Verfahren: Am 16. Oktober 2009 wurde das Urteil Nr. 61-09/10 an mich verschickt. Meine Frau rief den BVS (Anmerkung: Bezirksvorsitzenden) Herr Hecker vor dem Ablauf der Berufungfrist an und wollte wissen, ob die Angelegenheit damit erledigt ist. Er hat ausgeführt, er weiß es nicht.

Am 27. Oktober 2009 hat der BVS Herr Hecker mich in meiner Wohnung aufgesucht.  Zufällig war ein Staffelleiter, ein Abteilungsleiter und meine Frau anwesend, die das Gespräch mitgehört haben. Herr Hecker hat mich gebeten, mein Amt zur Verfügung zu stellen, er habe auch schon einen Vertreter für mich. Schon am 8. Oktober 2009 hat Herr Hecker bei einer Dienstbesprechung für den Bezirk vor etwa 30 Leuten gesagt „Dann müssen wir uns von dem Mitarbeiter trennen.“ Darum habe ich mein Amt nicht zur Verfügung gestellt. Ich glaube, dass der wfv meine 20-jährige Arbeit im Ehrenamt mit in die Waagschale legt und es mit einer Abmahnung bewenden lässt.

Am 29. Oktober 2009 hat der BVS Herr Hecker meiner Frau ein Schreiben übergeben. Er hat seinen Vortrag von vor zwei Tagen schriftlich wiederholt und meine Mitarbeit im Bezirk als Staffelleiter mit Ablauf des 27. Oktober 2009 beendet. Erwähnt ist nicht, dass ich mein Amt als Staffelleiter nicht zur Verfügung gestellt habe. Ich wollte Rechtsklarheit haben und meine Frau hat drei Mitarbeiter des Bezirks angerufen, leider waren alle nicht unterrichtet. Daraufhin hat Herr Grün am 30. Oktober 2009 an die Herren Thumm, Hecker und Fiedler geschrieben, um Rechtsklarheit zu bekommen. Eine Antwort fehlt bis heute.

In der Homepage und in der Zeitung stand, dass ich nicht mehr Staffelleiter bin. Gleichzeitig wurde die Kennung für das Staffelleiterprogramm abgeschaltet. Den gutgemeinten Rat von Herrn Kurler, mein Amt ruhen zu lassen wurde wie oben geregelt. Der BVS hat mich dreimal vorverurteilt. Ich wehre mich, in die Ecke von gewaltbereiten Schlägern und Hooligans gestellt zu werden.

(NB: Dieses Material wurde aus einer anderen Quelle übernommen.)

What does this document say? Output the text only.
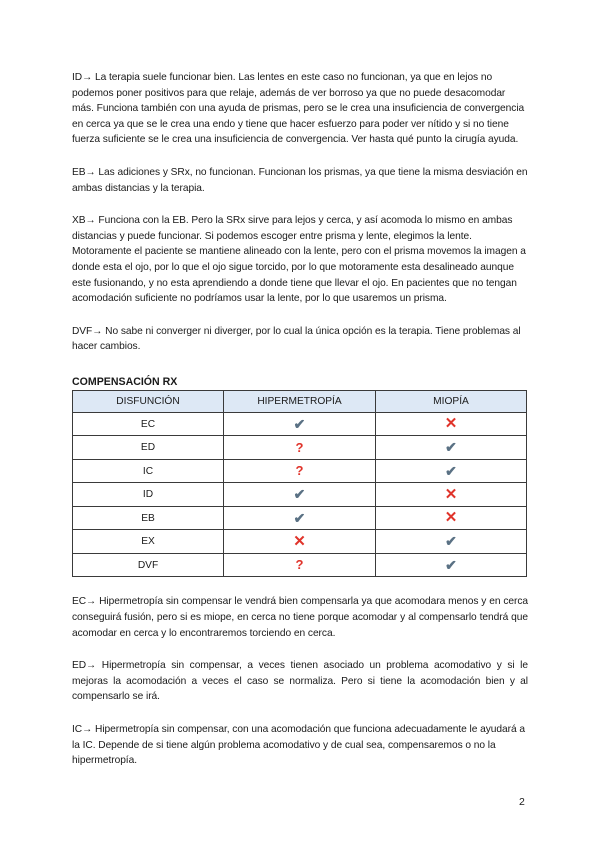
ID→ La terapia suele funcionar bien. Las lentes en este caso no funcionan, ya que en lejos no podemos poner positivos para que relaje, además de ver borroso ya que no puede desacomodar más. Funciona también con una ayuda de prismas, pero se le crea una insuficiencia de convergencia en cerca ya que se le crea una endo y tiene que hacer esfuerzo para poder ver nítido y si no tiene fuerza suficiente se le crea una insuficiencia de convergencia. Ver hasta qué punto la cirugía ayuda.

EB→ Las adiciones y SRx, no funcionan. Funcionan los prismas, ya que tiene la misma desviación en ambas distancias y la terapia.

XB→ Funciona con la EB. Pero la SRx sirve para lejos y cerca, y así acomoda lo mismo en ambas distancias y puede funcionar. Si podemos escoger entre prisma y lente, elegimos la lente. Motoramente el paciente se mantiene alineado con la lente, pero con el prisma movemos la imagen a donde esta el ojo, por lo que el ojo sigue torcido, por lo que motoramente esta desalineado aunque este fusionando, y no esta aprendiendo a donde tiene que llevar el ojo. En pacientes que no tengan acomodación suficiente no podríamos usar la lente, por lo que usaremos un prisma.

DVF→ No sabe ni converger ni diverger, por lo cual la única opción es la terapia. Tiene problemas al hacer cambios.

COMPENSACIÓN RX
DISFUNCIÓN	HIPERMETROPÍA	MIOPÍA
EC	✔	✕
ED	?	✔
IC	?	✔
ID	✔	✕
EB	✔	✕
EX	✕	✔
DVF	?	✔

EC→ Hipermetropía sin compensar le vendrá bien compensarla ya que acomodara menos y en cerca conseguirá fusión, pero si es miope, en cerca no tiene porque acomodar y al compensarlo tendrá que acomodar en cerca y lo encontraremos torciendo en cerca.

ED→ Hipermetropía sin compensar, a veces tienen asociado un problema acomodativo y si le mejoras la acomodación a veces el caso se normaliza. Pero si tiene la acomodación bien y al compensarlo se irá.

IC→ Hipermetropía sin compensar, con una acomodación que funciona adecuadamente le ayudará a la IC. Depende de si tiene algún problema acomodativo y de cual sea, compensaremos o no la hipermetropía.

2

Ich werde das Gefühl nicht los, dass Sie die Fakten, die der BVS geschaffen hat, jetzt sanktionieren sollen. Der Beauftragte des Verbands für die Sportrechtsprechung hat Berufung eingelegt, weil er festgestellt hat, dass das Urteil nicht ausreichend ist. Er beantragt, mir das Recht abzuerkennen, eine Verbandsfunktion (Hat Herr Hecker in der Zeitung schon veröffentlicht) auszuüben. Im Umkehrschluss: Wie hoch sollte die Strafe sein, dass kein Verfahren zum Ausschluss angestrengt wird?

Mehrere Vereine des Bezirks Hohenlohe haben die Maßnahmen als übertrieben bezeichnet und möchten mich weiterhin als  Staffelleiter sehen.“

Mit sportlichem Gruß

Karl-Heinz Leuschner

Der Stellungnahme vorangestellt, sind folgende Informationen von Karl-Heinz Leuschner:

Zur Person: Geboren 1938, verheiratet, drei Kinder, Diplom-Ingenieur, Technischer Leiter im Ruhestand bei einem Energieversorgungsunternehmen.

Sport: Seit 60 Jahren mit dem Sport verbunden. Erst als Spieler, dann als Schiedsrichter, dann als Trainer und zuletzt 20 Jahre Staffelleiter und etwa zehn Jahre Leiter der externen Trainerschulung. 50 Jahre Vereinsarbeit in verschiedenen Positionen, mehrere Ehrennadeln und einmal Ehrenmitglied.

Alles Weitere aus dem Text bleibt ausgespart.